Becoming aware of the power of consciousness begins first by questioning our auto-pilot mode. What is it that I’m doing? Why do I do this? And who is doing all this anyway? Waking up means no longer settling for “normal”. To truly evolve in this respect, we must question who we think we are, an understandably uncomfortable idea, especially when we feel like we’re OK as we are. When this idea is explored however, we start to imagine what we can be and aspire towards that vision.

R: Nicolas Mueller | P: Adam Moran | Laax, Switzerland

R: Nicolas Mueller | P: Adam Moran | Laax, Switzerland

To better understand that much of the time we are ultimately caged within the confines of self-imposed parameters, perhaps this example will illustrate the illusion on which we build our identities:

Have you ever been mad at yourself for not trying that trick you thought about so much on the lift ride up?

Think about that. You are mad at your self.

How can there be two of you?

Is the real you mad at the fake you for not living up to the other’s expectations? You know there is only one of you inhabiting this body, which one is real? The one who is upset, or the one who wussed out?

It doesn’t take a genius to understand that operating from a place where two people exist is straight up insanity. The constructed self is incessantly scheming to uphold its image because fundamentally it knows it’s not going to last, eventually it will vanish like a mirage. It’s only when this self melts away that we see who we really are. The actual witness to the events is the real you; this real you is not constructed or produced.

Regarding this crucial point, Omafray states on behalf of B. Alan Wallace, “To know thyself is one of the most important missions in our life. So recognizing that our body-mind is fundamentally characterized by impermanence is a profound first step in this mission. As we direct our attention to the thoughts and feelings with which we typically identify so strongly and realize they are adventitious to the nature of the mind, at that point, we are starting to get real.”
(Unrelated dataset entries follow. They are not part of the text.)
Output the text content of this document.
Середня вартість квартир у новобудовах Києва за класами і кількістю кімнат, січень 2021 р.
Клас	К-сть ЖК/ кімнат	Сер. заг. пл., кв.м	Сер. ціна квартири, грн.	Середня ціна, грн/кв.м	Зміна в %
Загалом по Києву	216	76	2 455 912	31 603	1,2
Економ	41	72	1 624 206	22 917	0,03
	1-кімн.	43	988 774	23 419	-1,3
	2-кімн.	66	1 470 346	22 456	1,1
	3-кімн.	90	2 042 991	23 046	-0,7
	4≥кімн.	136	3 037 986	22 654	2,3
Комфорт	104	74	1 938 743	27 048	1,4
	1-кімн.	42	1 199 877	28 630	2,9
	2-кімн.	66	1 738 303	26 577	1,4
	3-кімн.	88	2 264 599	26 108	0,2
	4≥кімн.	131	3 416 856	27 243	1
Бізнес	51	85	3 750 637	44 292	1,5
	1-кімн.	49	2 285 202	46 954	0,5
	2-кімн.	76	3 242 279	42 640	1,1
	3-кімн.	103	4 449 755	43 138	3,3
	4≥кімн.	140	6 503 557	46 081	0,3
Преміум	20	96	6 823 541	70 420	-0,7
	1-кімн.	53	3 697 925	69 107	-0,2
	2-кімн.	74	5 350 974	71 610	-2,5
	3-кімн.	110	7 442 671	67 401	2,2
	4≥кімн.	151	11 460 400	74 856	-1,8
In other words, things come and things go. If you remain vigilant, mindful and constantly awake to the fact that there is just this singular awareness always present and witnessing the comings and goings of this and that, then you are set on the path of greatness. You are the creation because you are now the creator. From here we transcend limitation on the board and off.

Omafray and Wallace said, “Probing deeply into our experience, we may discover an indubitable truth — awareness is happening. Cultivating this basic knowing as our new base camp in life provides greater composure, a sense of ease, and spaciousness. This is the path to genuine happiness.”